Anti-globalization and far-left activists from across Italy were converging on the capital Saturday to protest against U.S. President George W. Bush during his visit to Rome and the Vatican.
Thousands of police were swarming around the Colosseum, the downtown Piazza Venezia and other venues amid fears some protests could turn violent as Bush meets the pope and Italian officials.
At Milan's railway station, police in anti-riot gear flanked the tracks and monitored demonstrators boarding trains to Rome. Groups of 100-200 protesters were blocking tracks at stations in Milan, Venice and Padua trying to board trains without tickets, news agency ANSA reported.
Two main demonstrations, each expected to draw thousands of protesters, are planned for the afternoon in Rome. The U.S. Embassy on Friday issued a warning to Americans to avoid the demonstrations or risk "becoming targets of opportunity."
One protest by anti-globalization and anti-war groups will pass through much of downtown Rome and end up at Piazza Navona, the picturesque piazza famed for its Bernini fountain.
Security officials have warned that protesters who have their faces covered, or are carrying sticks or weapons, would be barred from taking part. Three people were detained as they were headed for the demonstration in a trailer carrying wooden sticks and fire-extinguishers, ANSA reported.
A second demonstration, to be held at the central Piazza del Popolo, is expected to draw radical leftist politicians from Premier Romano Prodi's coalition.

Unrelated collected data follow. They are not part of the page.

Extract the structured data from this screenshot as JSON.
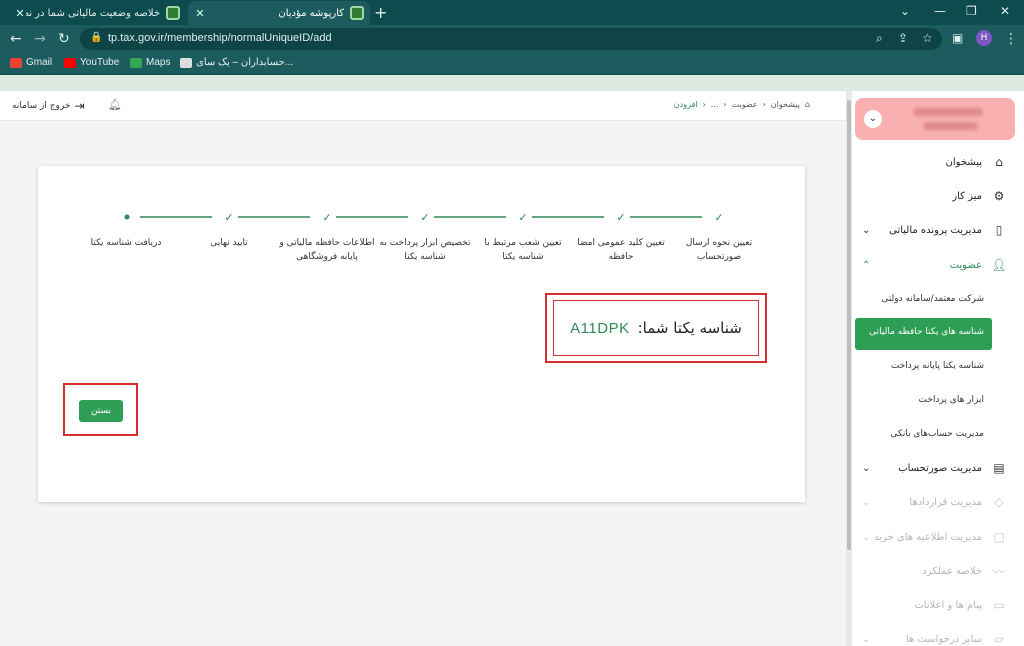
{
  "browser": {
    "tabs": [
      {
        "title": "خلاصه وضعیت مالیاتی شما در نظا",
        "active": false
      },
      {
        "title": "کارپوشه مؤدیان",
        "active": true
      }
    ],
    "url": "tp.tax.gov.ir/membership/normalUniqueID/add",
    "profile_initial": "H",
    "bookmarks": [
      {
        "label": "Gmail",
        "icon": "gmail-icon",
        "color": "#ea4335"
      },
      {
        "label": "YouTube",
        "icon": "youtube-icon",
        "color": "#ff0000"
      },
      {
        "label": "Maps",
        "icon": "maps-icon",
        "color": "#34a853"
      },
      {
        "label": "حسابداران – یک سای...",
        "icon": "site-icon",
        "color": "#cccccc"
      }
    ]
  },
  "topbar": {
    "logout_label": "خروج از سامانه",
    "breadcrumbs": [
      "پیشخوان",
      "عضویت",
      "...",
      "افزودن"
    ]
  },
  "stepper": {
    "steps": [
      {
        "label": "تعیین نحوه ارسال صورتحساب",
        "status": "done"
      },
      {
        "label": "تعیین کلید عمومی امضا حافظه",
        "status": "done"
      },
      {
        "label": "تعیین شعب مرتبط با شناسه یکتا",
        "status": "done"
      },
      {
        "label": "تخصیص ابزار پرداخت به شناسه یکتا",
        "status": "done"
      },
      {
        "label": "اطلاعات حافظه مالیاتی و پایانه فروشگاهی",
        "status": "done"
      },
      {
        "label": "تایید نهایی",
        "status": "done"
      },
      {
        "label": "دریافت شناسه یکتا",
        "status": "current"
      }
    ],
    "accent_color": "#2e8b57"
  },
  "result": {
    "label": "شناسه یکتا شما:",
    "unique_id": "A11DPK",
    "close_label": "بستن"
  },
  "sidebar": {
    "items": [
      {
        "label": "پیشخوان",
        "icon": "home-icon",
        "state": "normal"
      },
      {
        "label": "میز کار",
        "icon": "workspace-icon",
        "state": "normal"
      },
      {
        "label": "مدیریت پرونده مالیاتی",
        "icon": "file-icon",
        "state": "normal",
        "chevron": "down"
      },
      {
        "label": "عضویت",
        "icon": "user-icon",
        "state": "expanded",
        "chevron": "up"
      },
      {
        "label": "مدیریت صورتحساب",
        "icon": "invoice-icon",
        "state": "normal",
        "chevron": "down"
      },
      {
        "label": "مدیریت قراردادها",
        "icon": "contract-icon",
        "state": "disabled",
        "chevron": "down"
      },
      {
        "label": "مدیریت اطلاعیه های خرید",
        "icon": "shopping-bag-icon",
        "state": "disabled",
        "chevron": "down"
      },
      {
        "label": "خلاصه عملکرد",
        "icon": "chart-icon",
        "state": "disabled"
      },
      {
        "label": "پیام ها و اعلانات",
        "icon": "message-icon",
        "state": "disabled"
      },
      {
        "label": "سایر درخواست ها",
        "icon": "request-icon",
        "state": "disabled",
        "chevron": "down"
      }
    ],
    "membership_subitems": [
      {
        "label": "شرکت معتمد/سامانه دولتی",
        "active": false
      },
      {
        "label": "شناسه های یکتا حافظه مالیاتی",
        "active": true
      },
      {
        "label": "شناسه یکتا پایانه پرداخت",
        "active": false
      },
      {
        "label": "ابزار های پرداخت",
        "active": false
      },
      {
        "label": "مدیریت حساب‌های بانکی",
        "active": false
      }
    ]
  }
}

The premier has asked Cabinet ministers not to join, but lawmakers and leaders from Communist and other extreme-left parties said they would attend. The protest will feature music and speeches protesting U.S. policies.
Protesters will be taking aim at local and global issues, including the wars in Iraq and Afghanistan, as well as Italy's participation in the latter. Also targeted will be Bush's environmental policies and the planned expansion of a U.S. military base in the northeastern city of Vicenza.